Unfortunately, this type of robbing the helpless takes place all the time. The powerful take advantage of their wealth to use the talent of the poor by having them sign a contract that pays the wealthy handsomely for the talent but the artist poorly. The powerful use their power to "take" the land of a person who owns one parcel through delayed payments and partnerships. There are hundreds of examples of what Solomon is saying here. It is important to note that Solomon says that God is watching, and He will take the joy and abundance and even the physical life from the person who does this.

Remember, Solomon is saying that you will most likely be offered opportunities to take advantage of people who have little and/or are helpless. Those around you may be encouraging you to do it, but it is not wise. God is watching.

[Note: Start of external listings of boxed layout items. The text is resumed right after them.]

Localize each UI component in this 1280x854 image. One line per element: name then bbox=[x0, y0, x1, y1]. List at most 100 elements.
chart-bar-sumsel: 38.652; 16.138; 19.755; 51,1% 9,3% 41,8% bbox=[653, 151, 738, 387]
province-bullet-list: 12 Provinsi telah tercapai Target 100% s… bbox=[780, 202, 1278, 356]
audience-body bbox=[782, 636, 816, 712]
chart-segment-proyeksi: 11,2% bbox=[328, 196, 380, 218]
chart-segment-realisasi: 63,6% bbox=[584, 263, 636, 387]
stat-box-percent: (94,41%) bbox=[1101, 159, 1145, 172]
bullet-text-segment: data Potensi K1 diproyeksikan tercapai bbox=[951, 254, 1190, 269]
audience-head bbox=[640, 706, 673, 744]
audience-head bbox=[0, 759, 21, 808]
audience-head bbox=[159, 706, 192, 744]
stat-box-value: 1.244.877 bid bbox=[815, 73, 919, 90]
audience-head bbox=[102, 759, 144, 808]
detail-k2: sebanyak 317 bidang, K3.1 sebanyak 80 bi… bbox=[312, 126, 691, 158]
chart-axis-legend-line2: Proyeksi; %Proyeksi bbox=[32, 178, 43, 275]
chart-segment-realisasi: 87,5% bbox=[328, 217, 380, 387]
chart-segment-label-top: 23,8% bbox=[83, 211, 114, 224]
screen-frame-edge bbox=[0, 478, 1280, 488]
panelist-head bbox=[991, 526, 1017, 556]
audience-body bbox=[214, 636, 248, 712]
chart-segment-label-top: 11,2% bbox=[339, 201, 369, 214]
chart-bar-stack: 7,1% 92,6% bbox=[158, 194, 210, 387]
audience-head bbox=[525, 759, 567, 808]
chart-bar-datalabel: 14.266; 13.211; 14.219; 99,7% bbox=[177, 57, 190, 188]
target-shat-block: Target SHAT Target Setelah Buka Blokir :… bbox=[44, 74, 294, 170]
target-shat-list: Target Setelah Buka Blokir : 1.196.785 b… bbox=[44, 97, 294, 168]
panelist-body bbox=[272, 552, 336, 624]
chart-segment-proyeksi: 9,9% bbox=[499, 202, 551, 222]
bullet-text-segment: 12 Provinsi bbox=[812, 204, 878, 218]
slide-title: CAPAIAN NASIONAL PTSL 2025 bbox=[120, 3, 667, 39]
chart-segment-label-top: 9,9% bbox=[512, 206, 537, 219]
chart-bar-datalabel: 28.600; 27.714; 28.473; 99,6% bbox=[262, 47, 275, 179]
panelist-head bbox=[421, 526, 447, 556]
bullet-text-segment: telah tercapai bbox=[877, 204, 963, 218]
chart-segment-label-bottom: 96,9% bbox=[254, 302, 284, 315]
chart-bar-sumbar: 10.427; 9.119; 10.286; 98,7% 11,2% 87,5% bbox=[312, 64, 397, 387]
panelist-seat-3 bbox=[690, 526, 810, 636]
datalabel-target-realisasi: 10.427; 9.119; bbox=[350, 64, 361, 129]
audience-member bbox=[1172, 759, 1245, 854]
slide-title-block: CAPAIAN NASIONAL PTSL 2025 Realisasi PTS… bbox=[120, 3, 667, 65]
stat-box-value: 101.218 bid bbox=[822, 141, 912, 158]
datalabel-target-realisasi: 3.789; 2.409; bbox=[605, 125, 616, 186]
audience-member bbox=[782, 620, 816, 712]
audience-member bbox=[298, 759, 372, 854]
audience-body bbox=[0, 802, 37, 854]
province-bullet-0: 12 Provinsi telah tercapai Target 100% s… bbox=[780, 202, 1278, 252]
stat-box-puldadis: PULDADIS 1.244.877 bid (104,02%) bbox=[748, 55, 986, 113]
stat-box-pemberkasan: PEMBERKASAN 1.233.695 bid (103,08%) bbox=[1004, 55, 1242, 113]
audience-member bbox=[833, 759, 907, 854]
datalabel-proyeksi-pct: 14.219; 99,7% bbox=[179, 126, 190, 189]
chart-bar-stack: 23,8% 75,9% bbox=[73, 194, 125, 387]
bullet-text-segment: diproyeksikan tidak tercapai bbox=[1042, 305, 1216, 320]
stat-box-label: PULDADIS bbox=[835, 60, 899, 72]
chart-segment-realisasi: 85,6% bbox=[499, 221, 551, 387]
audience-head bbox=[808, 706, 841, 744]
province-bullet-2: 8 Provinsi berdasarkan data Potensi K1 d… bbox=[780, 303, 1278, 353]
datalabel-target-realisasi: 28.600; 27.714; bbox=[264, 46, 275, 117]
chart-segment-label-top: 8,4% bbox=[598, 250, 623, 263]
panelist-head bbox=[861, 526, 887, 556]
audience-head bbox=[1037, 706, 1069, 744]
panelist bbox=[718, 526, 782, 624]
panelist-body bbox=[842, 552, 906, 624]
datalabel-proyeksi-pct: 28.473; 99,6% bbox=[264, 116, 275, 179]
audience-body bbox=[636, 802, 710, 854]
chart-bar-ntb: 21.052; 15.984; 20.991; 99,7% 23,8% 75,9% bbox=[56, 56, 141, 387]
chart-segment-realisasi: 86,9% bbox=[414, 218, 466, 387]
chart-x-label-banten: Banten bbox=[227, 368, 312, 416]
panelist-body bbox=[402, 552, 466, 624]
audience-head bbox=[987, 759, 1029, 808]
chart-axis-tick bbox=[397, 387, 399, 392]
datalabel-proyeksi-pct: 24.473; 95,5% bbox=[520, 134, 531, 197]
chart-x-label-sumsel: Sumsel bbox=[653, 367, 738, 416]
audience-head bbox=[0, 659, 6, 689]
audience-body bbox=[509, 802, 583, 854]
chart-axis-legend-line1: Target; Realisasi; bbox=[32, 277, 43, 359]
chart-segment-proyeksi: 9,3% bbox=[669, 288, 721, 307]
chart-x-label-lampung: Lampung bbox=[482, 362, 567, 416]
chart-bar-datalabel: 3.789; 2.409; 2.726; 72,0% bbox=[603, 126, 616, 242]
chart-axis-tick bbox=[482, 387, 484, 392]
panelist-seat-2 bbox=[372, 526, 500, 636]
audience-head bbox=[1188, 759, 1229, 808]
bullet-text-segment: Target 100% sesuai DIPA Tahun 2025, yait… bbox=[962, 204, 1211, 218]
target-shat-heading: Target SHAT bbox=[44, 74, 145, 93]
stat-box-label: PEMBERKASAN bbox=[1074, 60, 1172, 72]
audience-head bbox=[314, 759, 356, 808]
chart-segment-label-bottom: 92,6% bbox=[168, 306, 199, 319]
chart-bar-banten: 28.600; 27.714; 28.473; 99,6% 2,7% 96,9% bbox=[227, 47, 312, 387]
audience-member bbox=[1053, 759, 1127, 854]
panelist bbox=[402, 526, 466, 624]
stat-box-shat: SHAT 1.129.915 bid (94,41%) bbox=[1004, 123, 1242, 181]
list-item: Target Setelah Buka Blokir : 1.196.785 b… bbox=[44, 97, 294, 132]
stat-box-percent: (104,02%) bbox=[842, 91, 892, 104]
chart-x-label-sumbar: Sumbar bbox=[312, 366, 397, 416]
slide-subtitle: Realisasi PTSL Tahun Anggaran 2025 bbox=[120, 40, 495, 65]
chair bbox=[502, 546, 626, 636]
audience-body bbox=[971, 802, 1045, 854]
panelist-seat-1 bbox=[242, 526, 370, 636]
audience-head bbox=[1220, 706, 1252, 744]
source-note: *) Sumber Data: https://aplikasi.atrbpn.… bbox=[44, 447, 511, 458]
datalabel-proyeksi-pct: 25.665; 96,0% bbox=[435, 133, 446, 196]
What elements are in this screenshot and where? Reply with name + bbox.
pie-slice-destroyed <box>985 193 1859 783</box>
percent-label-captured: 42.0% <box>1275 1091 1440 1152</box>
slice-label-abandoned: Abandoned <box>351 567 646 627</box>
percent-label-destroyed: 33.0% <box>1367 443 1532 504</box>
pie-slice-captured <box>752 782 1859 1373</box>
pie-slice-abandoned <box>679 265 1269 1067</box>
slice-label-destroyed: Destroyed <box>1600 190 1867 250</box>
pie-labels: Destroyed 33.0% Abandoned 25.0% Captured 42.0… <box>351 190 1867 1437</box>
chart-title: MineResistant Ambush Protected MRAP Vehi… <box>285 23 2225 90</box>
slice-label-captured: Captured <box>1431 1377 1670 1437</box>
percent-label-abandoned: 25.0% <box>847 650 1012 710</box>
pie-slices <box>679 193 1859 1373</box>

He will suck the life out of your life if you start down this road.

or crush the afflicted at the gate

This clearly refers to the courts and city government officials that sat at the gate of the city conducting business and deciding guilt and innocence. Solomon is saying that you may find yourself in the place of deciding over others’ actions, situations, and even justice. If you find yourself in that situation and you have the power to crush people, do not do that just because you can.

afflicted

This is the Hebrew word ani, which means poor, afflicted, humble. This is a person who has some deep care or problem or difficulty which is crushing them. They come to you, their boss, their lawyer, their pastor, their councilman, their coach, their accountant, etc. What you say and how you say it can squeeze the life out of them. You can be proud and look down on them, saying through every look you give them, “I am better than you and would not have ever put myself in this situation.” You can let them know that there is no hope for their situation. You can give up on them because of the difficulties they are under.

Solomon is saying to be very careful when you use your position of influence, power, or authority. If you – through arrogance, greed, sloth, or revulsion – crush these people who need your help, remember God is watching. They will come to you for help and you can help them, but instead you add to the weight of the things that are crushing them. This is serious. Do not go down this road. You will prove your superiority, but God will suck the life out of your life.

Solomon has clearly seen the powerful use authoritative abuse of their power for their own advantage. He has watched what happens next enough to know that the short-term gain that takes place does not equal what God begins to do in judgment. You cannot go down the abuse of your power-path without consequences that you did not intend because there is a God.

When you find your power and your authority increasing, do not be tempted to use it for personal or corrupt reasons.